Dr. Carroll argues that the Hamilton depression scale was developed to record the severity of clinical depressive illness, not to “quantitate the metaphysical construct called ‘major depression.’” We agree that the focus of the instrument is quantification of severity, not the fixing of a diagnosis, but we wonder how one establishes the severity of an illness without carefully considering the diagnostic and associated features of that illness. Quantifying severity does not require a perfect correspondence between the instrument and DSM-IV, but the instrument should be informed by changes in the diagnostic system. It seems unhelpful to retain an item such as “loss of insight,” which makes neither a conceptual nor an empirical contribution. Evaluating the potential contribution of more recently noted symptoms would better serve the measurement of depression. For example, “loss of concentration” is a widely known symptom that is included in DSM-IV but is not included in the Hamilton depression scale. Concern with the outdated item content of the Hamilton depression scale surely drives the proliferation of long-form versions.
Dr. Carroll also argues that the Hamilton depression scale is a “clinimetric index . . . focused on the patient’s burden of illness” and that the wide range of symptoms covered is “consistent with the pleomorphic presentations of clinical depression.” We disagree. Hamilton and colleagues stated clearly that the Hamilton depression scale is a structured rating scale designed to assess depression severity. Patients do appear with a wide range of symptoms, but a rating scale for depression should be limited to the symptoms that contribute to its measurement. For this reason, we do not agree that developing “a new scale based on contemporary concepts of major depression is unrealistic.” DSM-IV is far from perfect, but it does represent the official definition of the construct whose severity we are purporting to measure, while it also identifies several potentially important symptoms not included on the Hamilton depression scale. When so much else has changed in our knowledge both of depressive symptoms and of psychometrics, it makes little sense to argue that our best effort occurred in the late 1950s. “Biomarkers” and “endophenotypes” may be a desirable long-term goal, but it is not necessary to use outdated instruments in the interim.
Finally, Dr. Carroll argues that the “Hamilton depression scale is not surpassed on performance by any other scale.” On the contrary, the Hamilton depression scale is, in fact, surpassed by subscales composed of Hamilton depression scale items. If a 6-item subscale outperforms a 17-item full scale, it would appear that a majority of the items are actually compromising the use of the total score. One study
(3) found that the use of a Hamilton depression scale subscale would allow sample sizes to be cut by one-third without compromising power. We never claimed that the Hamilton depression scale was insensitive to change, and the predictive validity section of our article (pp. 2172–2173) reviews several studies that demonstrate the capacity of the Hamilton depression scale in this regard.
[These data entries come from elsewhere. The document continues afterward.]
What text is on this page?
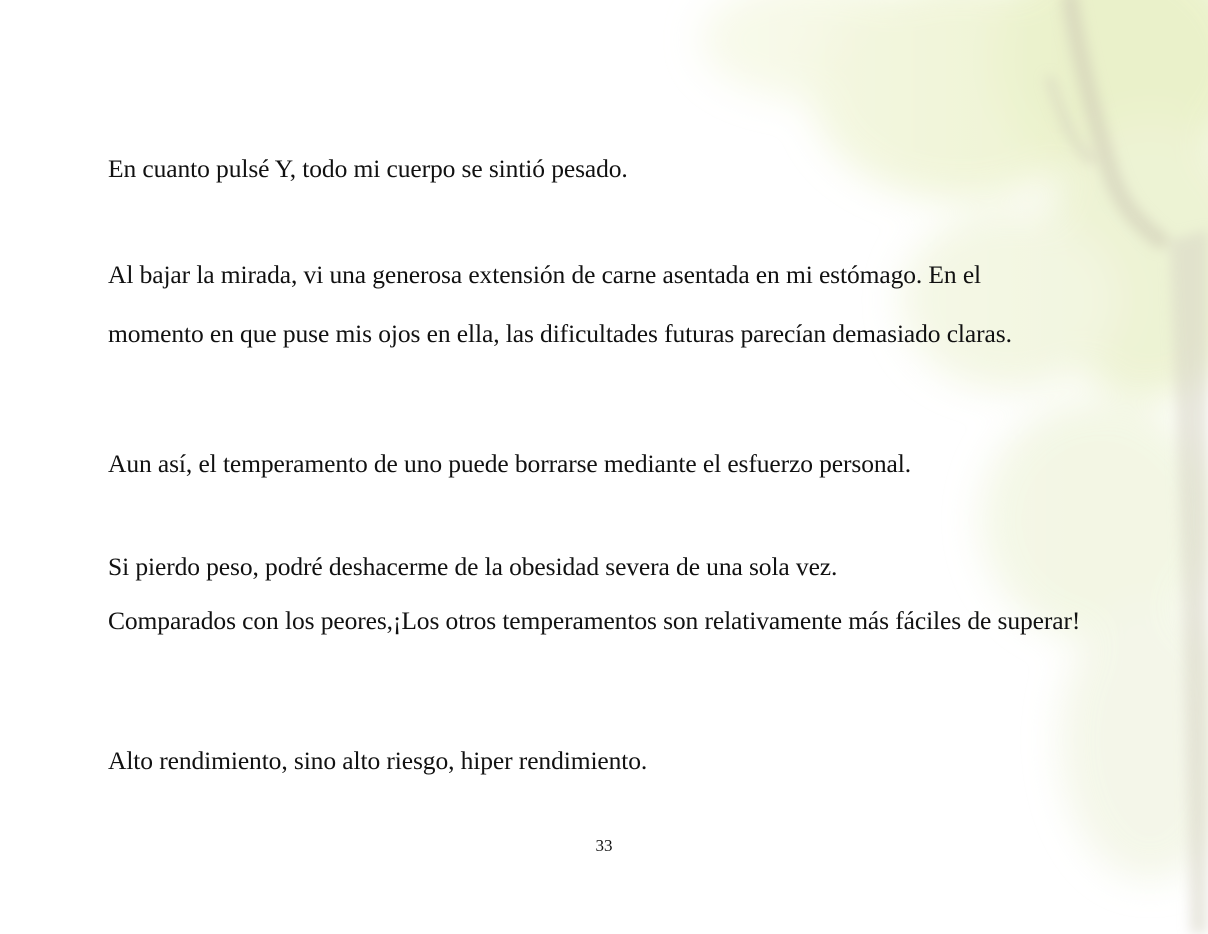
En cuanto pulsé Y, todo mi cuerpo se sintió pesado.
Al bajar la mirada, vi una generosa extensión de carne asentada en mi estómago. En el
momento en que puse mis ojos en ella, las dificultades futuras parecían demasiado claras.
Aun así, el temperamento de uno puede borrarse mediante el esfuerzo personal.
Si pierdo peso, podré deshacerme de la obesidad severa de una sola vez.
Comparados con los peores,¡Los otros temperamentos son relativamente más fáciles de superar!
Alto rendimiento, sino alto riesgo, hiper rendimiento.
33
What we did argue was that the multidimensional structure of the Hamilton depression scale makes difficult the evaluation of specific treatment effects.
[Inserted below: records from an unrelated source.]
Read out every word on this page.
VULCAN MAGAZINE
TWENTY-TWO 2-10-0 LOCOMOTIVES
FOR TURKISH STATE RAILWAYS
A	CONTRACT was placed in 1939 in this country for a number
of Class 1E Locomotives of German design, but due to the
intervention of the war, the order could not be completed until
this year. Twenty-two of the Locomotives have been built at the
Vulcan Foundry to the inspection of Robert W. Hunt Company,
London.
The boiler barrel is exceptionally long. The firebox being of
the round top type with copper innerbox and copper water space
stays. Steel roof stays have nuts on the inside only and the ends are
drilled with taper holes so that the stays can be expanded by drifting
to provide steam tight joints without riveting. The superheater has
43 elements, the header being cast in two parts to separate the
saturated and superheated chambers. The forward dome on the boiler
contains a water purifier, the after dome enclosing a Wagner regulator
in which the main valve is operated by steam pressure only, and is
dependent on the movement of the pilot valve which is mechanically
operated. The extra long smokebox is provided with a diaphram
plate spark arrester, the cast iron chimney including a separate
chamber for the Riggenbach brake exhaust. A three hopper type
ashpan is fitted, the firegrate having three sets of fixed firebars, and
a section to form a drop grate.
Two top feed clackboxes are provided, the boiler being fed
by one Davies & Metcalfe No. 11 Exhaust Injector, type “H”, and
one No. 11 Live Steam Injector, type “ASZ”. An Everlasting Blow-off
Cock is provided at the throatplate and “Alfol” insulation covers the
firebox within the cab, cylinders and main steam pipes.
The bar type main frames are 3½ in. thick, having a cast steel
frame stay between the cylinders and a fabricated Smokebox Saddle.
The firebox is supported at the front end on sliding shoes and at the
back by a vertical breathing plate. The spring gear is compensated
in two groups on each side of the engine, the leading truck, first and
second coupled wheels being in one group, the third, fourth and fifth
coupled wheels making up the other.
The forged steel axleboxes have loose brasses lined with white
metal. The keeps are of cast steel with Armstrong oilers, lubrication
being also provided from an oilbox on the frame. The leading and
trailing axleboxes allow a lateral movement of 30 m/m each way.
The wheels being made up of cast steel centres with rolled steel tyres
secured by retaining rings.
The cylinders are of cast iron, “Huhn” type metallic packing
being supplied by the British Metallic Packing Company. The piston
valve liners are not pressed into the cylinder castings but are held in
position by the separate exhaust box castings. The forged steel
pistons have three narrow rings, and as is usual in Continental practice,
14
Dr. Bech and associates from the Depression Rating Scale Standardization Team are concerned with our view that the GRID-HAMD was “virtually unchanged from the original,” arguing that their group, in fact, implemented many changes. We feel that this quotation may have been taken out of context. We wrote that “the GRID-HAMD content is virtually unchanged from the original” (p. 2174). In fact, we acknowledge that the GRID-HAMD offers much that we believe is necessary for construction of a better measure of depression severity, and we were concerned that the effort would be hampered by retention of the original item contents. That said, we have learned that recent efforts of the Depression Rating Scale Standardization Team have been directed toward carefully developing new items as well, a development that we applaud.